Sunday, December 13, 2015

Some Thoughts on the Magic Flute

These thoughts were a part of a conversation on Facebook about the meaning of the Magic Flute.  The bibliography includes the following - "Mozart's Last Year - 1791" by HC Robbins Landon; "Mozart and the Enlightenment" by Nicholas Till; "The Magic Flute Unveiled" by Jacques Chailley.

The issue of the plot - there is seemingly a break in the plot between the 1st and 2nd acts where the QotN goes from being good to bad and Sarastro goes from being bad to good. I would suggest that while that appears to be the case on the outside actually it is not the case. First, the QotN was the wife and heir of Sarastro's brother who was the master of the Masonic community, otherwise known as the Brotherhood. She inherits everything - except for the disk of the Sun and the leadership of the community. This is what infuriates her and prompts her actions. So in all of the Tamino stuff she is not at cross purposes with Sarastro. She would just like to include the capturing of the Sun Disk and the displacing of Sarastro, and getting Pamina back, though she also knows that Sarastro has taken Pamina so that she can be initiated. So the 3 Ladies are not working against Sarastro at first until the Queen's lust for the Sun Disk becomes so overwhelming that it takes over her motivations. Note the 3 Spirits work for both sides.
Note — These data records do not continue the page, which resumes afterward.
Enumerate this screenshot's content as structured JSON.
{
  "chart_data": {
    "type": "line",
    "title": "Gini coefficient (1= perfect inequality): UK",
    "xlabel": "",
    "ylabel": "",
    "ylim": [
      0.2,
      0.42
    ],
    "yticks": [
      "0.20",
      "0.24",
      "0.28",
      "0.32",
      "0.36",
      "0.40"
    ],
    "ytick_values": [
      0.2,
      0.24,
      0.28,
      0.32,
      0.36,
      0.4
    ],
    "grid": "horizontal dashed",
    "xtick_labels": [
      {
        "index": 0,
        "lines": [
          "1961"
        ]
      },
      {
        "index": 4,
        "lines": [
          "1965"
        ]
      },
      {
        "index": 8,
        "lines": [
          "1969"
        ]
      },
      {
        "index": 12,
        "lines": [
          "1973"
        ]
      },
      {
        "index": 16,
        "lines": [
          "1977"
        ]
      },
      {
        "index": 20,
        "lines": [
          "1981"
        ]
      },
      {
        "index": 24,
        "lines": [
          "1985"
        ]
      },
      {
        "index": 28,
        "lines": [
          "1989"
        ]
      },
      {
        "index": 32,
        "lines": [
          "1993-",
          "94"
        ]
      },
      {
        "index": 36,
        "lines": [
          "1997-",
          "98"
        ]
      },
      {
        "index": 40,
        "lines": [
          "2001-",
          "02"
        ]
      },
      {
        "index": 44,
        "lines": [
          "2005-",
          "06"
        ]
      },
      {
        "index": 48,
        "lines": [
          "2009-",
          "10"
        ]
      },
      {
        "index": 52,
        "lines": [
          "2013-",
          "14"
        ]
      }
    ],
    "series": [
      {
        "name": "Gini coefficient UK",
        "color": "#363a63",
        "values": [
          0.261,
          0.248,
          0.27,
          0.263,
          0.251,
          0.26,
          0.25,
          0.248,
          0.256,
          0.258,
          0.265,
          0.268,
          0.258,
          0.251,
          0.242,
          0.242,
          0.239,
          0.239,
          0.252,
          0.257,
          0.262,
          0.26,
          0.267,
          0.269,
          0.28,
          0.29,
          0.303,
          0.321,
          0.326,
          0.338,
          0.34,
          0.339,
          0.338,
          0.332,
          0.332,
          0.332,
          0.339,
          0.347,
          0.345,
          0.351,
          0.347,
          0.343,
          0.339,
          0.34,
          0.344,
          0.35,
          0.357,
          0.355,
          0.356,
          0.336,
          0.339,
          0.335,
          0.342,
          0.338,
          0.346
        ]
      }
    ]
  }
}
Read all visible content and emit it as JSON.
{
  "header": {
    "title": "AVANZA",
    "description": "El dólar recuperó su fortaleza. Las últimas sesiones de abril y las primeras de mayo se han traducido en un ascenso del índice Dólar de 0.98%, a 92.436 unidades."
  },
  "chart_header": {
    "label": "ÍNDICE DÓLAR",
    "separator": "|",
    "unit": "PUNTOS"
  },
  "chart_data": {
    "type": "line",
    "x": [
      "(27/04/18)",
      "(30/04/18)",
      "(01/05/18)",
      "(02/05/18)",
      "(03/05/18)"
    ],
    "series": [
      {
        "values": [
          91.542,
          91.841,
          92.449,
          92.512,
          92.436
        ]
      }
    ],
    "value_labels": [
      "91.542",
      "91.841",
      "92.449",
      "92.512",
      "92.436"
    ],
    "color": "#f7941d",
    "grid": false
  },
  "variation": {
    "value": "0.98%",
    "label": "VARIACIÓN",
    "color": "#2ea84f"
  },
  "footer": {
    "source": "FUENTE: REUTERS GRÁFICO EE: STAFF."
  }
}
But the thing that the Queen and her ladies do not completely accept is that what they are trying to achieve by capturing the Sun disk and taking over the community is that they are working against nature - at least the way enlightenment and Masonic understanding defines the place of women in society. I have a problem with the term "mysogeny" because this is not a term that I think is fair to throw at 18th century thought. But on the other hand they certainly did have a very clear view of the place of women and it was not as equals. In fact, this dimension of the opera is uncomfortable - even though at the time it would have been seen as espousing relatively progressive views on this point. Descartes had a very elevated view of women - he would put them on a pedestal as worthy of honor and reverence, but also in need of protection. This is a view that DaPonte hated and takes on directly in Cosi (but that is an argument for another time - See my essay "In Defense of Cosi" from 2014). The Masons adopted this view, but by Mozart's time women and some men were beginning to challenge this. And so within 18th C Masonry a group arose of women who adopted masonic practices and saw themselves as standing alongside. This caused a huge debate among the men - for women were still banned. In actuality the women's group was more or less like what we would consider to be an auxillary, but still it was challenging and threatening to some of the men and the lodges. Others, like Mozart, were willing to adopt this new way of including women - provided that that continued to take a subordinate role. So MF has the women - Pamina and (to a lesser extent) Papagena undergoing trials as well. But yes, submissiveness to men was still expected and women still needed guidance from wise men - so went the understanding. Of course we reject this out of hand today. Stuff and nonsense - and we rightly consider it to be misogynistic because it denies women opportunities. But this is the culture of the times and this is something will be pretty hard to eradicate from the libretto.

Regarding Racism - It is there and it is odious. No sense in pretending. The Moor Monostatos and his race is symbolic of human baseness. This is wrong - and is usually revised out of the libretto - rightfully so, IMHO. It has been a long time since I have seen a production where Monostatos was depicted as dark skinned and that is fine by me. Very little is lost in my opinion - and what is lost is not that important. Now we have other cast members of all kinds of races and cultural backgrounds - that is as it should be.